The king forbade spinning on spindles or the possession of one, in an attempt to prevent this outcome. But of course, one absolutely could not keep track of all the spindles in the vast kingdom. When the princess was at the undetermined age of about fifteen or sixteen, she chanced upon an old woman in a tower garret of the castle who was spinning and had not heard of the king's decree against spindles. The princess asked to try this unfamiliar task and the inevitable happened: the curse was fulfilled. Of course the woman tried to revive this beautiful beautiful princess; who wouldn't? The princess was carried to the finest room in the castle and placed upon a bed of gold-and-silver-embroidered fabric. The good fairy that changed the evil prophecy about fifteen years ago was summoned by a dwarf wearing seven-league boots and returned in a chariot of fire drawn by dragons. Having great powers of foresight, as one might, the fairy foresaw that the princess would be "absolutely distressed" to find herself alone when she eventually woke, and proceeded to put everyone – every single person – in the castle to sleep. Weirdly enough, the king and queen were left to bid their only daughter goodbye, and depart, proclaiming the entrance to be forbidden. The good fairy's magic also summoned a forest of trees, brambles and thorns that sprang up around the castle, shielding it from the outside world and preventing anyone from disturbing the princess.
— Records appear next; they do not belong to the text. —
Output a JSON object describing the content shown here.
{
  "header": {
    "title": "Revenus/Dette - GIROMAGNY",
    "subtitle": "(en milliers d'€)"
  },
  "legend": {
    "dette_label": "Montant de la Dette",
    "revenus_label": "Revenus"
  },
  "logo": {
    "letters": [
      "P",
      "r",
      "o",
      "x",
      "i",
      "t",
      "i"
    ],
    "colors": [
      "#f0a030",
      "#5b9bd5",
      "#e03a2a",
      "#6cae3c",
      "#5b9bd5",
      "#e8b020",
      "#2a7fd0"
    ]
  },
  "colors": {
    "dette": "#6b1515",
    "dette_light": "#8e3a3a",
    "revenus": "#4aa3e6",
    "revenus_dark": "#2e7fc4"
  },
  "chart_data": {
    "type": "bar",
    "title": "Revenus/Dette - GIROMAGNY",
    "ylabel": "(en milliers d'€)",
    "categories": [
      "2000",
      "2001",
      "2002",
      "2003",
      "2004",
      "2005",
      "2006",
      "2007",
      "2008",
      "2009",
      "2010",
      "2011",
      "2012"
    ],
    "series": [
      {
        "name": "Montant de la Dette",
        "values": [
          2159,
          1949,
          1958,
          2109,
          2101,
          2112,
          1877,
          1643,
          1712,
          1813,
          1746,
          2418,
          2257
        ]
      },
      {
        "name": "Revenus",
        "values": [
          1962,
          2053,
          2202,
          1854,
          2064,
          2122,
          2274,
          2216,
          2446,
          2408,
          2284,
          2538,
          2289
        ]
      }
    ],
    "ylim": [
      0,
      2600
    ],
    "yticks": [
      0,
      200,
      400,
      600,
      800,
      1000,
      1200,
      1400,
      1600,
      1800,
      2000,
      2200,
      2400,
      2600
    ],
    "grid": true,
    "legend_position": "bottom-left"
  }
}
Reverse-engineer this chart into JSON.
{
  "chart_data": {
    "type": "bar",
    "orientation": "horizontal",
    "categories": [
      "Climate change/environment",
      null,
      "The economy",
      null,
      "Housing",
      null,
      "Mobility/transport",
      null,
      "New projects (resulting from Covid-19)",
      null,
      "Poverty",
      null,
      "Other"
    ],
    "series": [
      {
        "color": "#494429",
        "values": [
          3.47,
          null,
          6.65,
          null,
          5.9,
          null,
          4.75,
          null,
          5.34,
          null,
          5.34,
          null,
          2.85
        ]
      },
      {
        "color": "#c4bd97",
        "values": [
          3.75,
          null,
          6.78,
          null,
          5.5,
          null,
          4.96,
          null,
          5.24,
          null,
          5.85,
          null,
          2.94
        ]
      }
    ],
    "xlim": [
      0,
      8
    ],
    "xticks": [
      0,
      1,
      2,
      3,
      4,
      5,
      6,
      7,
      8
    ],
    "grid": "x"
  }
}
A hundred years passed. A prince from another family spied the hidden castle during a hunting expedition. His attendants told him differing stories regarding the history of what happened in the castle until an old man recounted his father's words: within the castle lies a beautiful princess who is doomed to sleep for a hundred years, whereupon a king's son is to come and awaken her. Obviously, upon hearing about this beautiful flawless princess whom he could wake and marry, the prince braved the tall trees, brambles, and thorns which part at his approach, and entered the castle. He passed the sleeping castle folk, completely disregarding them, and happened across the extravagant chamber where the princess lied asleep on the bed. Trembling at the radiant beauty before him, he fell on his knees before her. Even though the good fairy stated that she had to be "awoken by the king's son", and the prince had not done anything to rouse the princess, the enchantment ended and the princess awakened. Although she had slept for a hundred years, upon awakening she conversed with the prince, who could be a murderer or a rapist for all she knew. Meanwhile the rest of the castle woke up and continued on like nothing had happened. The prince and the 115-year-old princess headed over to the hall of mirrors to dine and after only knowing each other for a couple of hours, were married by the chaplain in the castle chapel. And. They lived, as they say, happily ever after, never aging, never arguing, never sick, never dying. Their faces forever engraved in stone, smiles painted on like dolls.